India Holds Firm In US Trade Talks, Prioritises National Interest Over Deadline Pressure
"An FTA is only possible when it's a win-win. National interests will always be supreme," Piyush Goyal said.

Commerce Minister Piyush Goyal on Friday firmly stated that India will only enter into a trade agreement with the United States if it ensures a balanced, win-win outcome for both sides.
Dismissing US President Donald Trump’s July 9 deadline, Goyal made it clear that India does not negotiate under pressure or against arbitrary timelines. His remarks come at a critical point, as both countries attempt to finalise an interim deal but India is signaling it won’t compromise core interests for meeting deadline.
India’s chief negotiator Rajesh Agrawal and his team have returned from Washington after wrapping up a fresh round of talks on the proposed interim trade deal with the US. However, the negotiations remain incomplete, with key sticking points, particularly in the agriculture and automobile sectors, still unresolved, a senior official confirmed.
"An FTA is only possible when it's a win-win. National interests will always be supreme. If that is kept in mind, India is ready to do deals with developed economies," he said, while speaking to reporters at the sidelines of a toy manufacturers exhibition.

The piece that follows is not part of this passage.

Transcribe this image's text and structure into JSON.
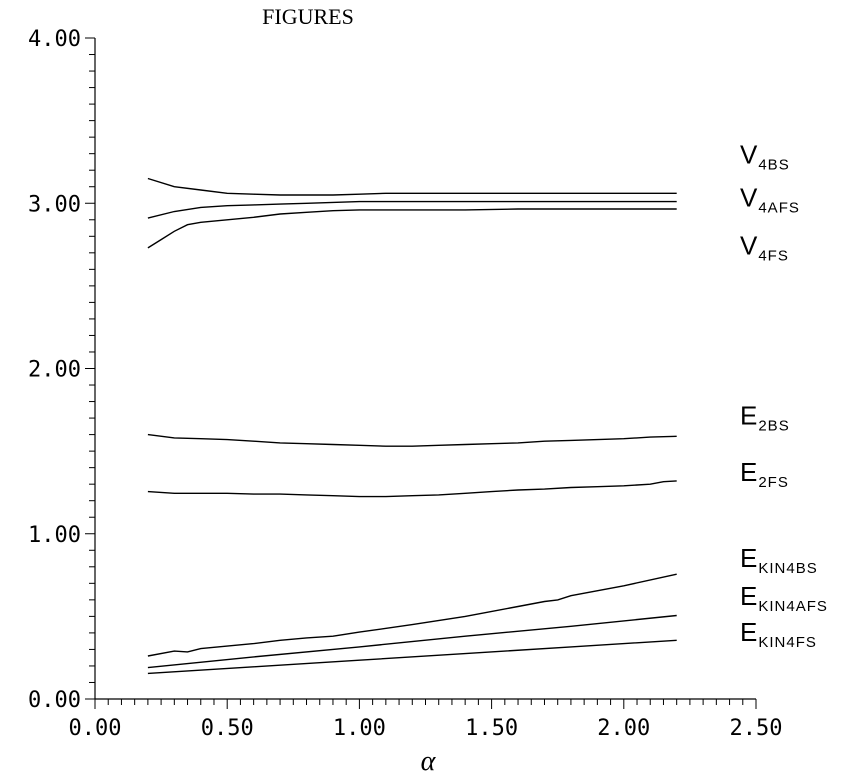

"India doesn't do trade deals based on deadlines. Only when a deal is fully ready and aligning with national interest, it's possible," he said.
Goyal's comments point to a scenario where a deal might not be reached before the July 9 deadline, indicating that national interests matter over temporary tariffs.
They also mark an increasingly hardening stance that India has adopted with respect to negotiations. Sources tell NDTV Profit that though the interim trade deal's scope might be limited to goods, India's focus will remain to bat for 'sustained preference' in key labour-intensive sectors such as leather, textiles and footwear.
This also means that India is wary of maintaining relative competitiveness vis-a-vis regional and rival manufacturing economies such as Vietnam, Thailand and Bangladesh.
Therefore, instead of what is prima facie, a lopsided deal between Vietnam and the US, India might just choose to see other deals, since it would mean Trump's tariff balloon deflating.
Even in that scenario, where India's tariffs go up to 26%, it retains a relative advantage versus other manufacturing economies in South Asia and can choose to negotiate a better deal on its own terms, rather than the US.
India has also continued to signal its readiness to retaliate against the US safeguard duties on automobiles parts, steel and aluminium at the World Trade Organisation, making use of a multilateral platform, alongside negotiating bilaterally. It has sent two notices stating that India reserves the right to retaliate, however no concrete action has been taken yet.